Linux Shell Script: How to detect NFS Mount-point (or the Server) is dead? - linux

Generally on NFS Client, how to detect the Mounted-Point is no more available or DEAD from Server-end, by using the Bash Shell Script?
Normally i do:
if ls '/var/data' 2>&1 | grep 'Stale file handle';
then
echo "failing";
else
echo "ok";
fi
But the problem is, when especially the NFS Server is totally dead or stopped, even the, ls command, into that directory, at Client-side is hanged or died. Means, the script above is no more usable.
Is there any way to detect this again please?

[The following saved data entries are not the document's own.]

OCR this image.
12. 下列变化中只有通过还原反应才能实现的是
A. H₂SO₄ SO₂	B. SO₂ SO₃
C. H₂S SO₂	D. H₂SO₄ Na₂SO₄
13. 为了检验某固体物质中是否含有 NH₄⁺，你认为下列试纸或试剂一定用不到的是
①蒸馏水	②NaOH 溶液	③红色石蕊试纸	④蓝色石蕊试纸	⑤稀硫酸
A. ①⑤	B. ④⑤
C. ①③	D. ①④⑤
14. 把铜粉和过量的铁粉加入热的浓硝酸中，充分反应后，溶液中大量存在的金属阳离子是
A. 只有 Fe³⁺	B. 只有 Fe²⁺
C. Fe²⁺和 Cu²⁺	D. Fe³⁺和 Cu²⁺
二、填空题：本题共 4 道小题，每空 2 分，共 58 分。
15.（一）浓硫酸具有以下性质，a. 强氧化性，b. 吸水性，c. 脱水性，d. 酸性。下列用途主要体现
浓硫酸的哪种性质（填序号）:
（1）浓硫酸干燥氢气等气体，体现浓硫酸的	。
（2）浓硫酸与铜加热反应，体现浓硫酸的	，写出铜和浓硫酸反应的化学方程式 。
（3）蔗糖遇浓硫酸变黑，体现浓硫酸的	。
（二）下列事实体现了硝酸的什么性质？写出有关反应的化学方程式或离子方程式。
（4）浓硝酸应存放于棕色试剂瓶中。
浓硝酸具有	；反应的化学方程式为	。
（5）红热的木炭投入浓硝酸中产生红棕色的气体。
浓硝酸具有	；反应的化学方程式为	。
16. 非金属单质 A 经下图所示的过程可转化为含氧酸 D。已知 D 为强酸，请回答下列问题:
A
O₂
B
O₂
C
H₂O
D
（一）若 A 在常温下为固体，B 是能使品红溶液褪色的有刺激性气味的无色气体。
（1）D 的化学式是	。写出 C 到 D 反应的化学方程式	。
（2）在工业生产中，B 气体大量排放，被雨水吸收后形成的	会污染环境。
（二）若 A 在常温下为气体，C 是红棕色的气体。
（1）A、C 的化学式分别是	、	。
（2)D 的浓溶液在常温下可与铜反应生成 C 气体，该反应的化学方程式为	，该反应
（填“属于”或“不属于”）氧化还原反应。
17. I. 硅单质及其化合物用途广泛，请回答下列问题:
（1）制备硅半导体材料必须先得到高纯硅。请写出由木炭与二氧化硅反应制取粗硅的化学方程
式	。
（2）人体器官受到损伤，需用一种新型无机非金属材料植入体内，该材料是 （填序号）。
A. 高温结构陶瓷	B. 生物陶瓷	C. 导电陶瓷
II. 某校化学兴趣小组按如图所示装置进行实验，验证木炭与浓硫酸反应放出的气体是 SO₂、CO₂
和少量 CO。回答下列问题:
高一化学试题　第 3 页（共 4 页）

"stat" command is a somewhat cleaner way:
statresult=`stat /my/mountpoint 2>&1 | grep -i "stale"`
if [ "${statresult}" != "" ]; then
#result not empty: mountpoint is stale; remove it
umount -f /my/mountpoint
fi
Additionally, you can use rpcinfo to detect whether the remote nfs share is available:
rpcinfo -t remote.system.net nfs > /dev/null 2>&1
if [ $? -eq 0 ]; then
echo Remote NFS share available.
fi
Added 2013-07-15T14:31:18-05:00:
I looked into this further as I am also working on a script that needs to recognize stale mountpoints. Inspired by one of the replies to "Is there a good way to detect a stale NFS mount", I think the following may be the most reliable way to check for staleness of a specific mountpoint in bash:
read -t1 < <(stat -t "/my/mountpoint")
if [ $? -eq 1 ]; then
echo NFS mount stale. Removing...
umount -f -l /my/mountpoint
fi
"read -t1" construct reliably times out the subshell if stat command hangs for some reason.
Added 2013-07-17T12:03:23-05:00:
Although read -t1 < <(stat -t "/my/mountpoint") works, there doesn't seem to be a way to mute its error output when the mountpoint is stale. Adding > /dev/null 2>&1 either within the subshell, or in the end of the command line breaks it. Using a simple test: if [ -d /path/to/mountpoint ] ; then ... fi also works, and may preferable in scripts. After much testing it is what I ended up using.
Added 2013-07-19T13:51:27-05:00:
A reply to my question "How can I use read timeouts with stat?" provided additional detail about muting the output of stat (or rpcinfo) when the target is not available and the command hangs for a few minutes before it would time out on its own. While [ -d /some/mountpoint ] can be used to detect a stale mountpoint, there is no similar alternative for rpcinfo, and hence use of read -t1 redirection is the best option. The output from the subshell can be muted with 2>&-. Here is an example from CodeMonkey's response:
mountpoint="/my/mountpoint"
read -t1 < <(stat -t "$mountpoint" 2>&-)
if [[ -n "$REPLY" ]]; then
echo "NFS mount stale. Removing..."
umount -f -l "$mountpoint"
fi
Perhaps now this question is fully answered :).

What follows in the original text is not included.